I also used 2009 Colliers International data to compare CBD parking prices with CBD Grade A office rents (on a rent per square meter basis). The results are interesting.

I then mentioned an argument that parking enforcement best practices do make a difference (such as delegating this to professionals).

I argued that Japan's proof-of-parking policy is important.

I highlighted that the survey results in several cities revealed significant amounts of priced off-street parking (both private and public sector) outside of destination premises. This was most significant in Beijing, Taipei, Hanoi, Hong Kong and (apparently) Tokyo.

I raised concerns that several cities have price controls over private sector parking (Beijing, Guangzhou, Hanoi, Jakarta).

I expressed surprise that the use of parking policy for travel demand management (TDM) is surprisingly rare in Asia (Seoul is the main exception). 
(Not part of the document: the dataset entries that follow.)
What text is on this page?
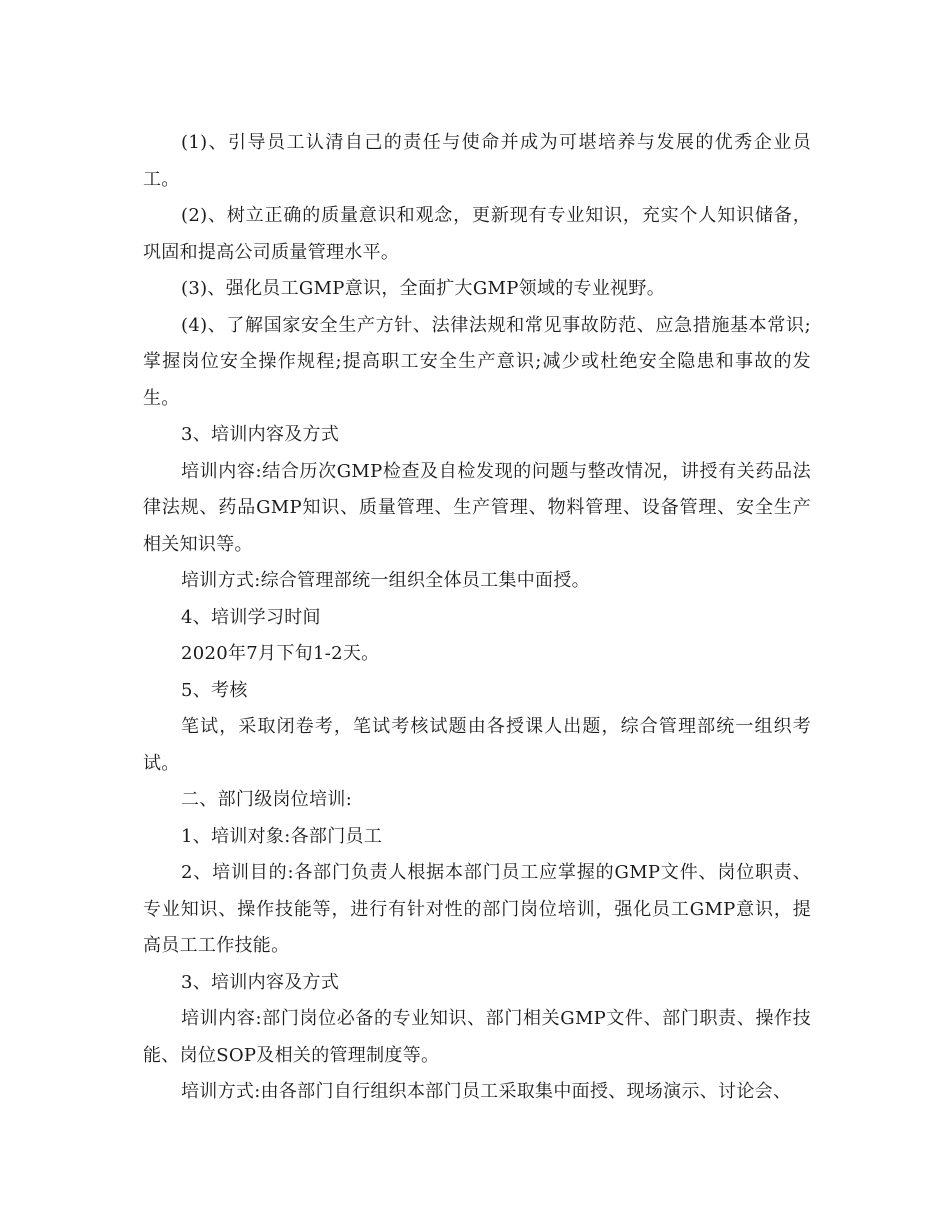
(1)、引导员工认清自己的责任与使命并成为可堪培养与发展的优秀企业员工。

(2)、树立正确的质量意识和观念，更新现有专业知识，充实个人知识储备，巩固和提高公司质量管理水平。

(3)、强化员工GMP意识，全面扩大GMP领域的专业视野。

(4)、了解国家安全生产方针、法律法规和常见事故防范、应急措施基本常识;掌握岗位安全操作规程;提高职工安全生产意识;减少或杜绝安全隐患和事故的发生。

3、培训内容及方式

培训内容:结合历次GMP检查及自检发现的问题与整改情况，讲授有关药品法律法规、药品GMP知识、质量管理、生产管理、物料管理、设备管理、安全生产相关知识等。

培训方式:综合管理部统一组织全体员工集中面授。

4、培训学习时间

2020年7月下旬1-2天。

5、考核

笔试，采取闭卷考，笔试考核试题由各授课人出题，综合管理部统一组织考试。

二、部门级岗位培训:

1、培训对象:各部门员工

2、培训目的:各部门负责人根据本部门员工应掌握的GMP文件、岗位职责、专业知识、操作技能等，进行有针对性的部门岗位培训，强化员工GMP意识，提高员工工作技能。

3、培训内容及方式

培训内容:部门岗位必备的专业知识、部门相关GMP文件、部门职责、操作技能、岗位SOP及相关的管理制度等。

培训方式:由各部门自行组织本部门员工采取集中面授、现场演示、讨论会、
I argued that there seem to be several distinct parking policy trajectories in Asia:
  1. Parking requirement enthusiasts : Kuala Lumpur, Bangkok, Jakarta and Manila. South Asian cities seem headed this way.
  2. TDM cities with surprisingly conventional parking policy: Hong Kong, Seoul and Singapore
  3. (Inadvertent) Market-fostering : Tokyo
  4. An intermediate path : Taipei, Beijing and Guangzhou and (perhaps) Hanoi.
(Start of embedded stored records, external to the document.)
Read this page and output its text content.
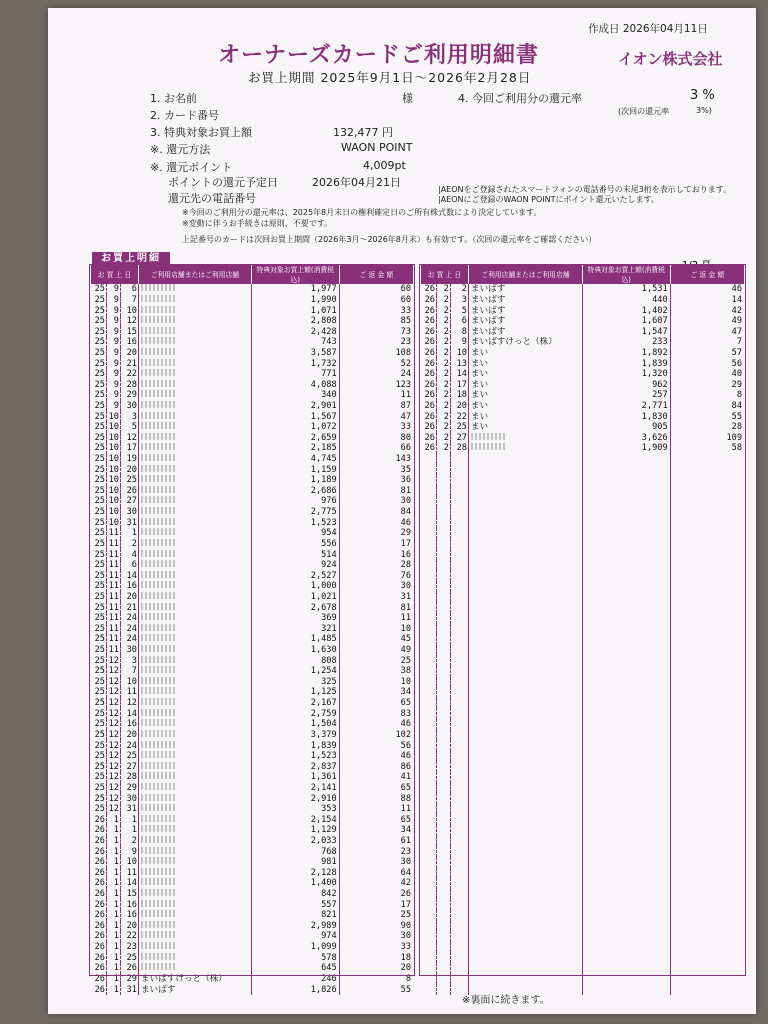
作成日 2026年04月11日
オーナーズカードご利用明細書	イオン株式会社
お買上期間 2025年9月1日～2026年2月28日
1. お名前	様	4. 今回ご利用分の還元率	3 %
(次回の還元率	3%)
2. カード番号
3. 特典対象お買上額	132,477 円
※. 還元方法	WAON POINT
※. 還元ポイント	4,009pt
ポイントの還元予定日	2026年04月21日
還元先の電話番号
|AEONをご登録されたスマートフォンの電話番号の末尾3桁を表示しております。
|AEONにご登録のWAON POINTにポイント還元いたします。
※今回のご利用分の還元率は、2025年8月末日の権利確定日のご所有株式数により決定しています。
※変動に伴うお手続きは原則、不要です。
上記番号のカードは次回お買上期間（2026年3月～2026年8月末）も有効です。（次回の還元率をご確認ください）
お買上明細
お 買 上 日			ご利用店舗またはご利用店舗	特典対象お買上額(消費税込)	ご 返 金 額
25	9	6		1,977	60
25	9	7		1,990	60
25	9	10		1,071	33
25	9	12		2,808	85
25	9	15		2,428	73
25	9	16		743	23
25	9	20		3,587	108
25	9	21		1,732	52
25	9	22		771	24
25	9	28		4,088	123
25	9	29		340	11
25	9	30		2,901	87
25	10	3		1,567	47
25	10	5		1,072	33
25	10	12		2,659	80
25	10	17		2,185	66
25	10	19		4,745	143
25	10	20		1,159	35
25	10	25		1,189	36
25	10	26		2,686	81
25	10	27		976	30
25	10	30		2,775	84
25	10	31		1,523	46
25	11	1		954	29
25	11	2		556	17
25	11	4		514	16
25	11	6		924	28
25	11	14		2,527	76
25	11	16		1,000	30
25	11	20		1,021	31
25	11	21		2,678	81
25	11	24		369	11
25	11	24		321	10
25	11	24		1,485	45
25	11	30		1,630	49
25	12	3		808	25
25	12	7		1,254	38
25	12	10		325	10
25	12	11		1,125	34
25	12	12		2,167	65
25	12	14		2,759	83
25	12	16		1,504	46
25	12	20		3,379	102
25	12	24		1,839	56
25	12	25		1,523	46
25	12	27		2,837	86
25	12	28		1,361	41
25	12	29		2,141	65
25	12	30		2,910	88
25	12	31		353	11
26	1	1		2,154	65
26	1	1		1,129	34
26	1	2		2,033	61
26	1	9		768	23
26	1	10		981	30
26	1	11		2,128	64
26	1	14		1,400	42
26	1	15		842	26
26	1	16		557	17
26	1	16		821	25
26	1	20		2,989	90
26	1	22		974	30
26	1	23		1,099	33
26	1	25		578	18
26	1	26		645	20
26	1	29	まいばすけっと（株）	246	8
26	1	31	まいばす	1,826	55
お 買 上 日			ご利用店舗またはご利用店舗	特典対象お買上額(消費税込)	ご 返 金 額
26	2	2	まいばす	1,531	46
26	2	3	まいばす	440	14
26	2	5	まいばす	1,402	42
26	2	6	まいばす	1,607	49
26	2	8	まいばす	1,547	47
26	2	9	まいばすけっと（株）	233	7
26	2	10	まい	1,892	57
26	2	13	まい	1,839	56
26	2	14	まい	1,320	40
26	2	17	まい	962	29
26	2	18	まい	257	8
26	2	20	まい	2,771	84
26	2	22	まい	1,830	55
26	2	25	まい	905	28
26	2	27		3,626	109
26	2	28		1,909	58

※裏面に続きます。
I made some (slightly speculative) policy arguments at the end: 
  • Fear of chaotic on-street parking is a key motivation for requiring parking in real estate developments
  • BUT plentiful off-street parking provides no guarantee of orderly on-street parking
  • Solving on-street parking problems requires on-street parking management, not necessarily off-street supply expansion.
  • On-street parking chaos is not proof of a shortage
  • Pricing is widespread in Asian cities, especially in East Asia 
  • A surprising proportion of parking is free-of-charge (or cheap) even in cities with high property prices 
  • Price controls on private-sector parking are unwise 
  • Government-subsidized parking is a highly regressive and unwise use of taxpayers’ resources 
  • Parking requirements seem an easy option but are problematic. Audacious to think that we can predict parking demand of buildings for decades 
  • Constraint-focused parking policy deserves wider application but faces political and practical barriers in many cities 
  • Multi-objective parking management has much to offer and deserves much wider application 
  • ‘Park-once neighborhoods’ (most parking in shared public parking with market-prices) are already common and are highly relevant to Asian conditions. They could provide a useful focus for ‘market-oriented’ parking policies.

These policy implications near the end are a little speculative and don't follow obviously from the data in the earlier slides. They are based on the wider findings, on the data in the study, on my wider research on parking, and on arguments advanced in the study report itself (out later this year I hope).

  A parking meter in Guangzhou.
It serves two spaces and accepts only contactless card payment.